A draw loom is usually used to create brocade. Employing both a standard weft and a supplemental weft during the weaving process develops the detail of the pattern. The two-fold approach gives the finished product an appearance that is not unlike a piece of fabric that has been embroidered. The double weft technique also often provides a level of stiffness to the design, and also helps to make the material sturdy enough for use in applications that require a heavier fabric.

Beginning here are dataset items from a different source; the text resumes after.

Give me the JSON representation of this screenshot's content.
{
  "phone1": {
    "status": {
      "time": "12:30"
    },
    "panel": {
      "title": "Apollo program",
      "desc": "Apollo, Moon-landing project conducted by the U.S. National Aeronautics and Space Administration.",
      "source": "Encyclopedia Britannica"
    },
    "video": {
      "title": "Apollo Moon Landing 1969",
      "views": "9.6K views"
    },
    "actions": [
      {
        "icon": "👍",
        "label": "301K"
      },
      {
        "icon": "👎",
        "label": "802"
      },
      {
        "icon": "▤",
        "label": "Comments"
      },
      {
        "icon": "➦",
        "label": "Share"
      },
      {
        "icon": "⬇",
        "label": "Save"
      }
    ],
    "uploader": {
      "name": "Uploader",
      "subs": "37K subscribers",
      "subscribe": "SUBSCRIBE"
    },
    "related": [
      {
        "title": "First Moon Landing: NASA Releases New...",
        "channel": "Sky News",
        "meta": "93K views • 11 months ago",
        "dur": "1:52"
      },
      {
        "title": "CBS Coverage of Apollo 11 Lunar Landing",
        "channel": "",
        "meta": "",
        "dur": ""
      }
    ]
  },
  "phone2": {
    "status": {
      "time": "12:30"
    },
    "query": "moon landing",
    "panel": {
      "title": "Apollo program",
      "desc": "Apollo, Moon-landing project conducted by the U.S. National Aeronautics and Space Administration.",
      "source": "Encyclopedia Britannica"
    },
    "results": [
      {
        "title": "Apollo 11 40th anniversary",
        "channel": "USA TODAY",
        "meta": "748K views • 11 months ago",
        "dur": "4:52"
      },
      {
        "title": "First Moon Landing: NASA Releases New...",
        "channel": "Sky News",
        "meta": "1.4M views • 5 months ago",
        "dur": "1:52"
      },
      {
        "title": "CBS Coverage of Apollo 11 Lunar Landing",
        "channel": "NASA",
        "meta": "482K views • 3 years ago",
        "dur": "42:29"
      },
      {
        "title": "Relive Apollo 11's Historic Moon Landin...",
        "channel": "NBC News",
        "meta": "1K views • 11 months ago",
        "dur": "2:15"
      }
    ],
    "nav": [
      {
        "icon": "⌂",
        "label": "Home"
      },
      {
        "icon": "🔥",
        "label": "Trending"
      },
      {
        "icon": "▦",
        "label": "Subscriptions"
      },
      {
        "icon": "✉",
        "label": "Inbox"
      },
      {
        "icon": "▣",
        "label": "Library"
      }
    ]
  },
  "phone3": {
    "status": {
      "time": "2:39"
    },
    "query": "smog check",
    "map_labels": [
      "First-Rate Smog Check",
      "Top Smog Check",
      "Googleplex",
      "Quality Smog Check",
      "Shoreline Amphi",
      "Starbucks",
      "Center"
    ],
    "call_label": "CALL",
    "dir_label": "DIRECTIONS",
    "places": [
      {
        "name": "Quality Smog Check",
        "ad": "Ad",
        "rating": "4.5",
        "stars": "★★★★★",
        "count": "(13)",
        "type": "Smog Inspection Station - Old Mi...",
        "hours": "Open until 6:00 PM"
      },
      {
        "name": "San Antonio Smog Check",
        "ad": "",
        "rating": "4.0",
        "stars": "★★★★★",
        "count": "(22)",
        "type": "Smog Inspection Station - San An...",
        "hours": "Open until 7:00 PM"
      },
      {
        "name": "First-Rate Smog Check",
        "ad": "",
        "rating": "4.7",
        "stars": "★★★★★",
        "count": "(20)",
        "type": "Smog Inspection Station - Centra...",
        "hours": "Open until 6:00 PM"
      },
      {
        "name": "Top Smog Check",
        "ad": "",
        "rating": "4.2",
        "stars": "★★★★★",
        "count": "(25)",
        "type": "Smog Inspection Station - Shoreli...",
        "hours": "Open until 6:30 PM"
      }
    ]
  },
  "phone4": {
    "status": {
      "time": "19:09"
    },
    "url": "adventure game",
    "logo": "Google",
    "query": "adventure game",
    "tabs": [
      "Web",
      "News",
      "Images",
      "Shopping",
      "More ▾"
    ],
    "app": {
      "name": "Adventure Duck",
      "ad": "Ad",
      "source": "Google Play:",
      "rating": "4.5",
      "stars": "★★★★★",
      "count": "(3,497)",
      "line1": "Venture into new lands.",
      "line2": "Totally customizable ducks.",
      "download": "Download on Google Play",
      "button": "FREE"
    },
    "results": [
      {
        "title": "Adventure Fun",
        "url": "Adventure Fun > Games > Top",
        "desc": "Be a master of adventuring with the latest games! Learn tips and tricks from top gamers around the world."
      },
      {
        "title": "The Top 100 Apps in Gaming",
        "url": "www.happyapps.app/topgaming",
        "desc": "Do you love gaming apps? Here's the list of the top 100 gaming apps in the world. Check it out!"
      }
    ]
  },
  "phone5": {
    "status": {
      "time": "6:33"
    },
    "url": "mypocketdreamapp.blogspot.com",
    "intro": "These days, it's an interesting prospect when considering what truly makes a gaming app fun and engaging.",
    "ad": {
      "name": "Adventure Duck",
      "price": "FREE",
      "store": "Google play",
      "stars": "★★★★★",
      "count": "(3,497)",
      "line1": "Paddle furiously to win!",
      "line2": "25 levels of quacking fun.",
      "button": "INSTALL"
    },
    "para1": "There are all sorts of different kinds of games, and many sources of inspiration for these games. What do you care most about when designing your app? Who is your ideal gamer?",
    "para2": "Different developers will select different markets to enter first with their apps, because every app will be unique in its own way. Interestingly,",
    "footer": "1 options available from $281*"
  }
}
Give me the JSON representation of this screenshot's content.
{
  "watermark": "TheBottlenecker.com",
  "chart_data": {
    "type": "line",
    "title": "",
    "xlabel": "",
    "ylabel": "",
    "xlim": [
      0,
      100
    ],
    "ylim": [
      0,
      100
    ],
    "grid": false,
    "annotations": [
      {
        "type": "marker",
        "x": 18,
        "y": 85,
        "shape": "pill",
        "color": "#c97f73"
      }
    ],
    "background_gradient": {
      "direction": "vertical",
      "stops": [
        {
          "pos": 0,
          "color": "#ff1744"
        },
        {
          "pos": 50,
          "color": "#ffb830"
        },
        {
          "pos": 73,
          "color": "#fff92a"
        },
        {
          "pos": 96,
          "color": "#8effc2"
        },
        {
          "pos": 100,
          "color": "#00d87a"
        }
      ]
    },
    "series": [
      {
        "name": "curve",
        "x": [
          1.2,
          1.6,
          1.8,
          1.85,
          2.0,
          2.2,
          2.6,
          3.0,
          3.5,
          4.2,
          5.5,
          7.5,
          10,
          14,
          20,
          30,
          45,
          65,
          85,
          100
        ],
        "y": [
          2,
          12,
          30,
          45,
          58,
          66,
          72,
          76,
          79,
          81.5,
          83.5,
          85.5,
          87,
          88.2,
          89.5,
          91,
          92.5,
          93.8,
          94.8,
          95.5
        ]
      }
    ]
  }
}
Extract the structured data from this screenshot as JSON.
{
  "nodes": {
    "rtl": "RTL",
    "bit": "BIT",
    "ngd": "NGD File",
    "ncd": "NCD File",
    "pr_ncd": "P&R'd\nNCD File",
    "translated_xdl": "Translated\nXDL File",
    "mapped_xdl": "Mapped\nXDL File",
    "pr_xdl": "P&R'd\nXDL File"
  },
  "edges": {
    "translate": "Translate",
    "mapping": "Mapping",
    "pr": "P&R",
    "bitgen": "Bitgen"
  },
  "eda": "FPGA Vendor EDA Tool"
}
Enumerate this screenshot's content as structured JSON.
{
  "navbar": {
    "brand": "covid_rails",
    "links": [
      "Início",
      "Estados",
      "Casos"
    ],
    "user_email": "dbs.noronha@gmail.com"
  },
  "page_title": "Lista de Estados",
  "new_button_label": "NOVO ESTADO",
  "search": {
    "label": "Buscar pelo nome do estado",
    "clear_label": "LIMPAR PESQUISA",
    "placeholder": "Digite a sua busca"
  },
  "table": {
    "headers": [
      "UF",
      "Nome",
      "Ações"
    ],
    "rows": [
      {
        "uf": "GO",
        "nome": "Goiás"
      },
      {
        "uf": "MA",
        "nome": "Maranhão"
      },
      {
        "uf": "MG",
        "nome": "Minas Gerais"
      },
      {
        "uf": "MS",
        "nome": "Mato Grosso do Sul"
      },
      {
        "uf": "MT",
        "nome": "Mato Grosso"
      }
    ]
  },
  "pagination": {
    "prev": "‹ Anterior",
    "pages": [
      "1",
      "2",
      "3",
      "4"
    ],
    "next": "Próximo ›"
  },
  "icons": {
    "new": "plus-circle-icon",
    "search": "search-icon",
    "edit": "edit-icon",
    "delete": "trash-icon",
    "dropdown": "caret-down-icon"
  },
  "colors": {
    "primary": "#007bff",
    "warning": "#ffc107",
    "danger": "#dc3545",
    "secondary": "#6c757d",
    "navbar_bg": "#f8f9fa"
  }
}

Brocade for many years was a favorite choice of fabric for upholstering formal pieces of furniture. While the practice declined after the middle of the 20th century, it is still considered an ideal option when restoring antique sofas, chairs, settees, and chaise lounges. Along with use as upholstery, brocade has remained a desirable textile for window treatments. Draperies created from this fabric are understood to provide a hint of formality to living space, and are often employed in formal living rooms and as part of the curtains for a canopy bed. Wall hangings that are constructed with silk brocade are often used to add color and visual interest to a room or hallway.
The fabric is also a popular option as material for wedding dresses, especially designs that wish to recapture the luxury and opulence of the Victorian era. Brocade may also be used to create cummerbunds for tuxedos. In the entertainment world, it continues to be a desirable option for costuming for stage shows, such as plays or concerts. Essentially, brocade is an ideal fabric option when clothing that is both elegant and sophisticated is desired, and is meant to focus attention on the wearer.
Even though brocade is a beautiful, durable fabric made with silk, it is not ideal for everyday apparel.
Brocade is a thick, heavy fabric. In a society where we favor comfort and function over form, cottons and man-made fabrics, like polyester, are lighter, more breathable and easier to clean.
In addition, the interwoven metals can make this material itchy and uncomfortable.